Unlike banks.  For now.

 

Catching fraudsters

May 14 2018

Delighted to have contributed to – and be quoted in – this interesting feature article in this week’s Law Gazette on the various new ways in which law enforcement, regulators and government agencies are trying to crack down on the UK’s most common crime – fraud.

 

Seeing the bigger picture

May 13 2018

Even regulators can sometimes fail to see the wood for the trees.  In highlighting Mr Staley’s conflict of interest when he became aware of the whistleblower’s letter against an employee he had hired, the regulators barely scratched the surface of a wider issue.  It was not just his failure to recognise that it was his conflict of interest which made it wrong for him to involve himself at all in the whistleblowing process.  Rather, it is that he did not seem to understand (or if he did, he did not let this understanding guide his actions) the crucial importance of both knowing when there was an actual or potential conflict of interest and knowing how to avoid it or minimise it.

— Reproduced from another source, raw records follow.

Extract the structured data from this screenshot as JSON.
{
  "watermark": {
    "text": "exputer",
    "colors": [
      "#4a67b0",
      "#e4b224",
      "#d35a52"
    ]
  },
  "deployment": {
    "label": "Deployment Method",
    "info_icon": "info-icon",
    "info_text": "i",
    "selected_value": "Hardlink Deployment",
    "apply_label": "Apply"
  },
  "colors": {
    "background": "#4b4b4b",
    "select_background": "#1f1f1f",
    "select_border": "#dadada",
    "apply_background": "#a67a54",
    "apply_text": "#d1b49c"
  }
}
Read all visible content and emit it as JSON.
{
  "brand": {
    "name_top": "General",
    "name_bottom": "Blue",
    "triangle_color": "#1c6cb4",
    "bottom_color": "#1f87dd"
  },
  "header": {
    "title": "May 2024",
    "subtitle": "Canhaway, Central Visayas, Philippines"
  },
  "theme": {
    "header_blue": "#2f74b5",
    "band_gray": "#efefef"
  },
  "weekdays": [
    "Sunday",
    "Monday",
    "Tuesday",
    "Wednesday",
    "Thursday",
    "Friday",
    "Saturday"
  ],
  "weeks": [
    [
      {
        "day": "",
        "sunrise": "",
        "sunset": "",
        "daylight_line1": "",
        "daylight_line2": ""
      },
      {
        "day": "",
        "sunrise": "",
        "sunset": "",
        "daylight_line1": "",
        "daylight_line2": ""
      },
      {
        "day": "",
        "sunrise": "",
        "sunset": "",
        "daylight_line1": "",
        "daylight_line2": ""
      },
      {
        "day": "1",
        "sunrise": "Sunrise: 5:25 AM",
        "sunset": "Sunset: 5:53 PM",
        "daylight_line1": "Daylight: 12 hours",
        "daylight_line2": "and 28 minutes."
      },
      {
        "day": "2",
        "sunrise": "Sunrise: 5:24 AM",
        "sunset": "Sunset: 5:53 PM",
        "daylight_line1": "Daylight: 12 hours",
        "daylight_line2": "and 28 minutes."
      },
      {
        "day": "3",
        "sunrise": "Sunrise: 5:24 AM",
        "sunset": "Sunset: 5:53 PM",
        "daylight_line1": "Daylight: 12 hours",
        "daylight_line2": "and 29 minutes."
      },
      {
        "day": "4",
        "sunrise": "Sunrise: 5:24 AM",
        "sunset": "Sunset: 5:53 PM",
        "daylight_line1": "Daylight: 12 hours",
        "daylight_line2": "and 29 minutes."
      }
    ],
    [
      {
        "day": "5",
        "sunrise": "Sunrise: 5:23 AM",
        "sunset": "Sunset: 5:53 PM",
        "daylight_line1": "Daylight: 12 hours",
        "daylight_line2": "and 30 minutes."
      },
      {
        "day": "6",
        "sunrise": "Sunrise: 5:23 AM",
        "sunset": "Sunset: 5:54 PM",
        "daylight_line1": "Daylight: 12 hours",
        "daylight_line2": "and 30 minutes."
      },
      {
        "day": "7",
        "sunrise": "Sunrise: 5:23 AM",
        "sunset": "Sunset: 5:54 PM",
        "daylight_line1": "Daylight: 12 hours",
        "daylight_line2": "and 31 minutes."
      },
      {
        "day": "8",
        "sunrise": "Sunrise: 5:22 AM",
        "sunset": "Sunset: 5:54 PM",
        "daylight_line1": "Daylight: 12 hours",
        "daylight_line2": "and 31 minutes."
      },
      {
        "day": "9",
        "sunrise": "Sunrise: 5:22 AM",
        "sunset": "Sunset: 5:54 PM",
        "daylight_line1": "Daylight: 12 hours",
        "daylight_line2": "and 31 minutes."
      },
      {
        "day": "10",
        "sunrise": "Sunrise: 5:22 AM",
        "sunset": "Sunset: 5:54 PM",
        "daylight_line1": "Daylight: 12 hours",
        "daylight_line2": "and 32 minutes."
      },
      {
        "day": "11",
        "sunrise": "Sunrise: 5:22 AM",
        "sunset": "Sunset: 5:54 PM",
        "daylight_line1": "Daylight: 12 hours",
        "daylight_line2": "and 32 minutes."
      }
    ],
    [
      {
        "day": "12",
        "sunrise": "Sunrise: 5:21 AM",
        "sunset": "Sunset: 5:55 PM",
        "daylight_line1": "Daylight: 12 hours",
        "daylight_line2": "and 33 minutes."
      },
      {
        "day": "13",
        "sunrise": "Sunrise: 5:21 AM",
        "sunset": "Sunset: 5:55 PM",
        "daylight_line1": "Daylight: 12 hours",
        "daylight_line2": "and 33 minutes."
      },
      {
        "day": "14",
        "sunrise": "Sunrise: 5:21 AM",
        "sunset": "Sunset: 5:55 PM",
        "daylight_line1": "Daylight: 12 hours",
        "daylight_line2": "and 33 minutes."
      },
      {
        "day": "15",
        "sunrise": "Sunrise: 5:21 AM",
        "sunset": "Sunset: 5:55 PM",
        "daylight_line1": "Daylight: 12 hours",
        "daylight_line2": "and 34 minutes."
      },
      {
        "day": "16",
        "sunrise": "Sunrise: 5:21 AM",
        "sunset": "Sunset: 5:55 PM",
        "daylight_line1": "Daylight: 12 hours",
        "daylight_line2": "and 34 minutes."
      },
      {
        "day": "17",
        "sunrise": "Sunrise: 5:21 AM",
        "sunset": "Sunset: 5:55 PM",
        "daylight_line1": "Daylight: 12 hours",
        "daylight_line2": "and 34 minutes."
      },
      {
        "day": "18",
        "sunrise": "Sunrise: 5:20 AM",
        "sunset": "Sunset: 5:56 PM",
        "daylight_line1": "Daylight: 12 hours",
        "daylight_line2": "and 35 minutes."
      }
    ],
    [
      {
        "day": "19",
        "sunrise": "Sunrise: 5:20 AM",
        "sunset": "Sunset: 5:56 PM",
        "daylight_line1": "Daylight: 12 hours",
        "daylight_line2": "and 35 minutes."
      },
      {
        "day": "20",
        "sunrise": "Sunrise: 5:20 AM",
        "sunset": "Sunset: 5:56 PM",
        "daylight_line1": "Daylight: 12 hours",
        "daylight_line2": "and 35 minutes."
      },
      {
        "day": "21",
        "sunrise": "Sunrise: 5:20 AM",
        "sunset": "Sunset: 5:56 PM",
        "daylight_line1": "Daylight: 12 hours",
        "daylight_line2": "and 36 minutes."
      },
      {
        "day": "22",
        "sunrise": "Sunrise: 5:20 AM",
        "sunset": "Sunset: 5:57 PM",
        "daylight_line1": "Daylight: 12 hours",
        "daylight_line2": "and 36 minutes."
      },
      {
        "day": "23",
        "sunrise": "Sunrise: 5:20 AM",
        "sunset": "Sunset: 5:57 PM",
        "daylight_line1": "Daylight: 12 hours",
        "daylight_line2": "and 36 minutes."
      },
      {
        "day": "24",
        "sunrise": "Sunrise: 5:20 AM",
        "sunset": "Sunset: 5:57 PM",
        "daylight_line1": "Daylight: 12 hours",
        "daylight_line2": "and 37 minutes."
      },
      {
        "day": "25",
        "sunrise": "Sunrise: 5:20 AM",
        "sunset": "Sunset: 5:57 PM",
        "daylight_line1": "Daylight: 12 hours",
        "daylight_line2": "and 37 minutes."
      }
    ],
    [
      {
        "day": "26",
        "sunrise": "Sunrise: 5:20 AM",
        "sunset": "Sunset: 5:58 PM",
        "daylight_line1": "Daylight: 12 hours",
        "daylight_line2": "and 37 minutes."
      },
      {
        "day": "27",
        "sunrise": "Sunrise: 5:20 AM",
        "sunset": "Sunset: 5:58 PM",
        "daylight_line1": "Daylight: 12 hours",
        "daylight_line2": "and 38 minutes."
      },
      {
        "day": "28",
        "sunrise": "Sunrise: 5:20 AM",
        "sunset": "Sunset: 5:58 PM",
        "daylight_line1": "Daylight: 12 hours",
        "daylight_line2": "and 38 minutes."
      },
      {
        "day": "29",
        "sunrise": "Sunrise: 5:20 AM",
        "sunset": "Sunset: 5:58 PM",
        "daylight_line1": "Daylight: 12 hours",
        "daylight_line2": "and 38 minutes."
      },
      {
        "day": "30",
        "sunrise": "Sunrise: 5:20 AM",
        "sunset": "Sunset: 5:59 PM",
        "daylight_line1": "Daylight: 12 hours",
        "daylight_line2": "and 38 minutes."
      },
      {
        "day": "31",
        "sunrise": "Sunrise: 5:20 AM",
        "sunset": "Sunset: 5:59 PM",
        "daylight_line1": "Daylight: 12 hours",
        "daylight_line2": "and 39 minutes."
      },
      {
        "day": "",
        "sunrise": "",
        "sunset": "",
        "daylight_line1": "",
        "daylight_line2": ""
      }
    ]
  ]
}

This is critical to more than just whistleblowing.

At a time when the all-encompassing financial institution is pretty much the norm, conflicts of interest policies are essential – to address conflicts between firms and their clients, between clients, between employees and the firm, employees and clients etc etc.  But above all they are essential because they seek to address the very problem caused by the existence of financial behemoths. Their very size and and the scope of their activities create all sorts of actual and potential conflicts of interest which, if not properly recognised and managed, risk damaging the trust which is essential to the survival and success of a financial institution, indeed of the financial sector as a whole.

One of the ironies of that Big Bang 21 years ago is that, in enabling the abolition of the inefficiencies of all those small brokers, jobbers and the rest (inefficiencies which were believed to hold the industry back) through their mergers and takeovers by large (mostly) US banks, it led to the recreation on a massive scale and in enhanced form of all sorts of new conflicts and issues around trust, necessitating ever larger – and increasingly complex – rulebooks.

The regulators have been playing Whack-A-Mole with wrongdoers ever since.

So it is not a surprise that a failure to recognise and/or a determination to ignore conflicts of interest have been at the heart of some of the worst scandals of recent years: split cap investment trusts, market manipulation, PPI and pensions mis-selling, LIBOR, FX, front-running and so, dismally, on.   All the more important, therefore, for those at the top to understand why managing conflicts of interest properly is at the heart of establishing and maintaining trust in their institution – and the whole sector.

Note too the reference to Mr Staley being concerned that his authority to make hiring decisions was being undermined by the whistleblowing allegation.  There is the authentically aggrieved tone of the senior man unused to not getting his own way.  Let’s not be too hard on him though.  He is not the only person in power to have reacted thus to any challenge, though possibly the first to have this made public in such circumstances.  And yet the hiring process is the first – and often – best collective opportunity to decide whether this person is right for this firm in this role. A whistleblowing provides an opportunity for such a challenge, as does the vetting process.  The latter risks being seen as a bureaucratic step to be got through, rather than an opportunity for proper scrutiny, if people feel that the decision is already a done deal and any questioning of it unwelcome.

After a year long investigation a pity that the regulators’ decision did not consider these points.

Still, no reason for the industry not to take the wider view about the lessons to be learned from this affair.  Will its leaders do so?  Or will they breathe a sigh of relief, make some process changes, create a few more reports but largely carry on much as before?